Christina Silcox, PhD, Research Director for Digital Health and Adjunct Assistant Professor at the Duke-Margolis Center for Health Policy, focused her talk on regulatory challenges surrounding AI. Data analyzed by software can be difficult to regulate in the context of both rapidly changing data and concerns surrounding bias. Other challenges are related to AI limitations regarding generalizability. “AI technologies built with data from very clean data sources may not work with real world data”, Dr. Silcox said. A third major challenge is the rapidity of updating the software which poses many problems for the regulatory workforce, for communicating the changes to users and for surveillance. A fourth challenge is the lack of machine learning explainability, which means that, like a black box, “a machine cannot tell you how the software works and there is no humanly comprehensible explanation of how the inputs are combined to come to a result. “ she described. Dr. Silcox presented some of the regulatory initiatives launched by the Food and Drug Administration, including the Predetermined Change Control Plan, which is a methodology to develop, validate, and implement modifications on software-enabled medical devices, and to assess the risks and benefits of these changes. However, even with detailed regulations and methodologies, there are still considerations surround liability and oversight. (see the slide deck for more details).

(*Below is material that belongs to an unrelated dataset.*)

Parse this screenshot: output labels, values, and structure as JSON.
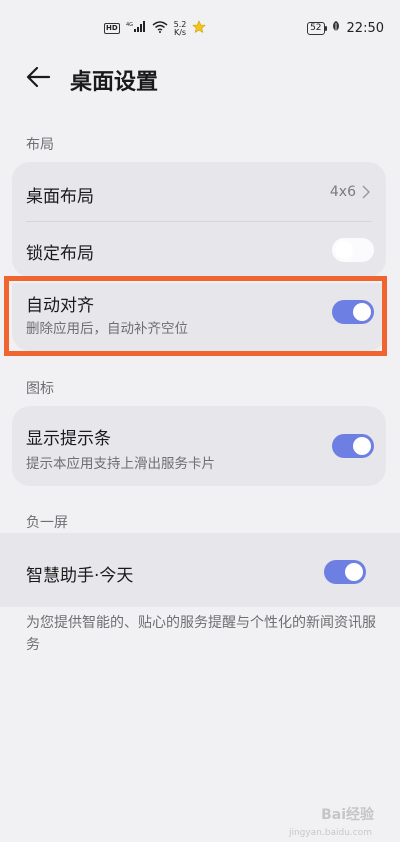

Nicoleta Economou, PhD, the director of the Algorithm-Based Clinical Decision Support (ABCDS) Oversight, leads the operations and framework design effort for the governance, evaluation, and monitoring of AI algorithms and tools deployed at Duke. “There are inherent risks we need to be aware of when developing algorithmic tools,” said Economou. To counteract these challenges related to AI and building its trustworthiness, she has helped stand up the framework of the ABCDS Oversight process, where AI algorithms and other algorithmic tools that are developed both externally and internally at Duke are monitored and put through a series of evaluation checkpoints to “understand their risk-benefit as it relates to bias, safety, and efficacy.”

“Our primary focus is on patient safety and high-quality care, with the mission to guide all algorithms that are to be deployed in the health system through their life cycle by providing governance, evaluation, and monitoring,” Economou said. According to her, ABCDS Oversight is a continuous improvement initiative that follows the evolving landscape for AI-enabled technologies and constantly learns from the implementation of its framework. In the past two years that the ABCDS Oversight Committee has implemented its framework, this committee has observed an overall enhancement of the quality of tools deployed at Duke, and a better understanding of how these tools are integrated into the health system in order to make sure that they are fair safe, efficacious, and meeting patient needs. “We will continue to learn and improve our process and expand it as we strive to improve overall the care we're delivering to our patients,” said Economou.

From the audience, Jeffrey Swanson, MD, asked the speakers about managing the challenges of the algorithm that his research team wants to create in order to predict suicide in veterans who are using non-VA health systems. (Watch the event to view this conversation).

Edward Tian, the undergraduate student in Computer Science and Journalism at Princeton University who created  GPTZero, invited Duke students and researchers to contact him (Watch the event to find his contact information) if they are interested in joining a research team to study AI challenges and identify ways to counteract them.